– VP Jagdeo says country optimistic about 90-day reprieve and ongoing discussions
Guyana is hopeful that the United States will agree to remove a recently imposed reciprocal tariff, Vice President Bharrat Jagdeo announced during a press briefing, emphasising the government’s commitment to protecting local exporters and maintaining the country’s competitiveness in global trade.
The tariff, calculated based on Guyana’s growing trade surplus with the U.S., particularly due to oil exports, had raised concerns about its potential impact on Guyanese exports. However, Dr. Jagdeo reminded that Guyana has secured a 90-day reprieve on the 38 percent reciprocal tariff, offering critical breathing room for negotiations.
“We’re very pleased that President Trump has announced the U.S. is prepared to engage with countries on this matter,” the Vice President stated. “We have already signalled to the U.S. government our interest in holding discussions, and we are optimistic about emerging from these talks in a better position.”
Jagdeo further explained the distinction between two separate tariffs currently in play. A 10 percent general tariff is now in force on all goods entering the United States, affecting all trading partners equally. “That does not put our exporters at a disadvantage,” he noted. “If the Dominican Republic exports bananas and we export bananas, both pay 10 percent. So, it cancels out the competitive gap.”
However, he warned that had Guyana been subject to the 38 percent reciprocal tariff—while others paid only 10 percent —it would have created a severe imbalance. “This is why the 90-day reprieve is so important,” he said, stressing that the government is working to ensure a favourable outcome.
While expressing optimism, Jagdeo acknowledged that the outcome of the negotiations remains uncertain. “Our surplus with the U.S. is largely driven by oil exports from American-based companies. That’s why we believe we have a strong case and are hopeful about the talks.”
In parallel, the government is engaging with local exporters to explore possible measures to cushion any adverse effects from the tariff, should it remain in place. “We’ve discussed using the tax system to support exporters, and we’ll continue those consultations. The government is taking this matter seriously and remains committed to safeguarding the interests of the export sector,” Jagdeo added.
On Monday, the Government of Guyana engaged local private sector exporters, with Vice President Dr. Bharrat Jagdeo leading high-level talks aimed at preserving the country’s export competitiveness in the American market.
The meeting included representation from the Private Sector Commission (PSC), the Georgetown Chamber of Commerce and Industry (GCCI), and the Guyana Manufacturing and Services Association (GMSA).
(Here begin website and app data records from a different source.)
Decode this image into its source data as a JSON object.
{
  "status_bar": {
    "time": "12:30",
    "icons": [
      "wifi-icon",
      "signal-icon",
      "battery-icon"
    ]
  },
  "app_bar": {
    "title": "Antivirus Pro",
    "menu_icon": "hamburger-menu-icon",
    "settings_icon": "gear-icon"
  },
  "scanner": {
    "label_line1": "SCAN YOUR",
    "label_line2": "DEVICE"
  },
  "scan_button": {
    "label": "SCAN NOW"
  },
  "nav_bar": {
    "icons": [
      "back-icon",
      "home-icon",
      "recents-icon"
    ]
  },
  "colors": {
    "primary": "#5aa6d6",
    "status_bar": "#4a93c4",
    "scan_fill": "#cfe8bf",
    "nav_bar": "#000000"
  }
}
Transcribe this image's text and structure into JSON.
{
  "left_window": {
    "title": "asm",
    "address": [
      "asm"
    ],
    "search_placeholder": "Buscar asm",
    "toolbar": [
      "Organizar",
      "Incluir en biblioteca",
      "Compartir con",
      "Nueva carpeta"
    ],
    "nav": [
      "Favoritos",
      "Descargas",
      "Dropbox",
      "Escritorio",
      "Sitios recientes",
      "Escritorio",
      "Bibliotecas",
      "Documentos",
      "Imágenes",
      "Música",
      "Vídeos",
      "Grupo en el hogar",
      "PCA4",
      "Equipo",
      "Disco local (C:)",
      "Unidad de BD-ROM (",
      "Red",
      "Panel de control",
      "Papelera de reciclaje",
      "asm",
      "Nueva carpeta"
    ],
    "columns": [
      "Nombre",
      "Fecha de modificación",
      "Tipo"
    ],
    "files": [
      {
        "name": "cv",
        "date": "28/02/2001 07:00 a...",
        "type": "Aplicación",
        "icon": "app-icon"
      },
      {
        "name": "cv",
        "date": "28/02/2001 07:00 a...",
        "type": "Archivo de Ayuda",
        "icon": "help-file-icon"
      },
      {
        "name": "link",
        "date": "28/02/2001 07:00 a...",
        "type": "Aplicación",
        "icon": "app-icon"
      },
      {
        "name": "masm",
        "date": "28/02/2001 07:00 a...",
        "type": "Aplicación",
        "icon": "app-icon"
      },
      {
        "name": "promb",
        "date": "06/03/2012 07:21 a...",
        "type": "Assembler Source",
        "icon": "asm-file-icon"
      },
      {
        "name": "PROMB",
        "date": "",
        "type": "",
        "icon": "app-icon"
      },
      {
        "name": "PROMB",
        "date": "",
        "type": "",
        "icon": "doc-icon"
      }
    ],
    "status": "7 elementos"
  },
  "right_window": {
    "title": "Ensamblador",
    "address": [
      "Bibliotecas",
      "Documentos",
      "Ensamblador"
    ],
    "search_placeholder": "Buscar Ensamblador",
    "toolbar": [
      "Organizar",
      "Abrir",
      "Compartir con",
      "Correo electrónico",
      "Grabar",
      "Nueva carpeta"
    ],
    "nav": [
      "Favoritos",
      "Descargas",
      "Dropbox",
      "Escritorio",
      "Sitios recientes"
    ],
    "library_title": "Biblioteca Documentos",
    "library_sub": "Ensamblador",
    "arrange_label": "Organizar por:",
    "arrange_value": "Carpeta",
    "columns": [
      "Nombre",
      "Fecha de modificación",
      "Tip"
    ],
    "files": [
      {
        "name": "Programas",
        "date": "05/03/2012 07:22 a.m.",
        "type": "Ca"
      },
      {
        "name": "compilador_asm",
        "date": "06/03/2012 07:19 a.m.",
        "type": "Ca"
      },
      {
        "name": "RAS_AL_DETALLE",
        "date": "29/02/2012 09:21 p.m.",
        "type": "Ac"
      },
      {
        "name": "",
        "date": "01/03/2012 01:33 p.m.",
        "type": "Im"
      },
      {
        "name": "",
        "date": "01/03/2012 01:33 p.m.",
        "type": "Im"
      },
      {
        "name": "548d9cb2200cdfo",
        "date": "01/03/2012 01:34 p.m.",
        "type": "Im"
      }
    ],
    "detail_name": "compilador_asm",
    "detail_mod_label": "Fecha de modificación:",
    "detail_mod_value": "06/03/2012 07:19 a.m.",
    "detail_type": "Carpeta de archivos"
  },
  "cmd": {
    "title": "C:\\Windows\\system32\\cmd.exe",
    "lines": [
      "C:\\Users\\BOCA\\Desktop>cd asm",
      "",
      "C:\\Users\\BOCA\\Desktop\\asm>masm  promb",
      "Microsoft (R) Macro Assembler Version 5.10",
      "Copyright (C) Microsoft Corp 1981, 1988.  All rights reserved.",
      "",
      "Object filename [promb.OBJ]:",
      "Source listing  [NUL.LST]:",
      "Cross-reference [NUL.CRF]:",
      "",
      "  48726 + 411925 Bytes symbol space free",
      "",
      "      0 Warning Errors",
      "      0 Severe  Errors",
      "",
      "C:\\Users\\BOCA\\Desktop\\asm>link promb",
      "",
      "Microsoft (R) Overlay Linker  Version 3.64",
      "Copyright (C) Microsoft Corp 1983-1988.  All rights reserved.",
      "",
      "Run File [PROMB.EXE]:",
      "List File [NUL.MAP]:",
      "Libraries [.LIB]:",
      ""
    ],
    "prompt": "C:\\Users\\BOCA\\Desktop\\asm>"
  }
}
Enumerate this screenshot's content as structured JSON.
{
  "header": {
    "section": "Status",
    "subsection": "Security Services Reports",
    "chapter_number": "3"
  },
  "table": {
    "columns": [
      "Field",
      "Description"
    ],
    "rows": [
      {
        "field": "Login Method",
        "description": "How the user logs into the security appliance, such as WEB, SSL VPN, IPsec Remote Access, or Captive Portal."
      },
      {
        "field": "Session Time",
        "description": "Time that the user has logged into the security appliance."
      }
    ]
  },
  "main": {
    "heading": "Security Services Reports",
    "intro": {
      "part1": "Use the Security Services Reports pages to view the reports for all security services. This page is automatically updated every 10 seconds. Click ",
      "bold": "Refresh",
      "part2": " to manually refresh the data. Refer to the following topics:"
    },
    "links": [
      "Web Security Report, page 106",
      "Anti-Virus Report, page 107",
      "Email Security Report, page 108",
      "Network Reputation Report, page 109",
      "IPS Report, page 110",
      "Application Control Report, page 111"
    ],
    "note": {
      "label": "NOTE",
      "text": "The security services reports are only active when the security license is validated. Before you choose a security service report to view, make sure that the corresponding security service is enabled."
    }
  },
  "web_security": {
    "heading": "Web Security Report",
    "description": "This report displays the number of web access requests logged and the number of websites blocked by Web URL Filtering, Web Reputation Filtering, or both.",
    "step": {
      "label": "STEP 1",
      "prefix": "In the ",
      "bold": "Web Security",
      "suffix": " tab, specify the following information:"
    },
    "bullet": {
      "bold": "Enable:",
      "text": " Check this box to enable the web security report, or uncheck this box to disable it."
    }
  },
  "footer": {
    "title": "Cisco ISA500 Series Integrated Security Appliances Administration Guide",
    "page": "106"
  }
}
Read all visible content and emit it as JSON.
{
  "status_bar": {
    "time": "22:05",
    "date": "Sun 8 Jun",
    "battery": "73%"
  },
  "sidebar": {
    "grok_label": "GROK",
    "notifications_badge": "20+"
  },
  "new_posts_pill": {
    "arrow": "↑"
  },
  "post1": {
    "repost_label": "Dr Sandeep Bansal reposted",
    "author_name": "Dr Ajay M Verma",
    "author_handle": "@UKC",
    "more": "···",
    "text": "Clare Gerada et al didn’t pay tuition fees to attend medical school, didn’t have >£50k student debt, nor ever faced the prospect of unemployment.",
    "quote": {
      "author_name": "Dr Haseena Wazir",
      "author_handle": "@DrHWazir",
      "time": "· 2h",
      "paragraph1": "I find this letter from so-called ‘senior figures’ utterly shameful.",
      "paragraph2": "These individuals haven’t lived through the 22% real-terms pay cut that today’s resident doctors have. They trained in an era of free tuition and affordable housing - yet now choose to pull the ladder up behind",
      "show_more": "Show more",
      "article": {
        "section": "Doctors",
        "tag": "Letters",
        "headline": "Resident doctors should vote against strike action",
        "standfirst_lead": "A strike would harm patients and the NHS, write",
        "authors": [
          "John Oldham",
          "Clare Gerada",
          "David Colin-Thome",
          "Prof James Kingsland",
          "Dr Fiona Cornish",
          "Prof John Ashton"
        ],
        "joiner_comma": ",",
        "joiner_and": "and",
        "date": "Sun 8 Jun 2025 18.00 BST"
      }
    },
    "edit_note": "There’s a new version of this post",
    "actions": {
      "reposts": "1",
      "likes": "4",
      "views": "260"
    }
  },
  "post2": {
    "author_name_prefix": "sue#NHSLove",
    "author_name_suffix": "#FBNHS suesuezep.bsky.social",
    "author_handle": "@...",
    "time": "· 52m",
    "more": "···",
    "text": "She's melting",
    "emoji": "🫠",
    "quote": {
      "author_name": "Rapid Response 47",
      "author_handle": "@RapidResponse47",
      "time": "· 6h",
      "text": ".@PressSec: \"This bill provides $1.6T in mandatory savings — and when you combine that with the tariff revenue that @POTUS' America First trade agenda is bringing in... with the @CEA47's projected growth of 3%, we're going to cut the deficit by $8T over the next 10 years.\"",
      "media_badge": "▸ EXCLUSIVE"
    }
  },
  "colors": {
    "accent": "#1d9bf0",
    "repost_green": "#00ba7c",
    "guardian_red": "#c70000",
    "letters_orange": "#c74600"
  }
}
Additionally, Senior Minister in the Office of the President with responsibility for Finance and Public Service, Dr. Ashni Singh and Minister of Agriculture Zulfikar Mustapha were in attendance, underlining the cross-sectoral approach being taken to mitigate potential impacts on trade, agriculture, and manufacturing.
Guyana is one of the hardest-hit Caribbean nations under the new U.S. tariff structure, facing a reciprocal tariff rate of 38 percent—a figure reportedly linked to discrepancies in trade data between the two nations.
The US’ reciprocal tariff carries exemptions on certain products including the top three commodities that Guyana exports to the North American nation.
Based on an Annex to the Executive Order signed by President Trump, instituting various percentages of tariffs for countries around the world, petroleum crude, aluminium ore and gold are exempted.
According to the Vice President, these are the highest exports to the US, with figures from 2024 showing that crude export totalled US$3.1 billion, aluminium US$36.9 million and gold US$16.6 million.
Other major exports to the North American country are fish at US$19 million, molasses, sugar and honey at US$8.7 million, alcoholic beverages at US$6.5 million, measuring/checking instruments at US$5 million, and fish at US$3.1 million.
In 2024, Guyana reported that it exported US$3.3 billion in products to the US while importing US$2.56 billion, leading to a surplus of $799 million. But the US report to UN Comtrade shows that Guyana exported US$5.5 billion in products to the US and imported only US$1.3 billion, leading to a surplus of over US$4 billion.
Based on calculations, this excessive trade surplus, which has only been in recent years, was used to calculate the tariffs.
“Clearly, there is room for us to work with the US partners to clarify this information… We want to point out to the United States of America, because we have good import data, that we are importing much more from the [US] than what is reported by the US to the UN Comtrade system,” Jagdeo said.
The Vice President noted that a revision of these figures could lead to a “significant reduction” in the trade surplus. This could potentially see a reduction on the 38 percent tariff instituted on Guyana’s exports to the US.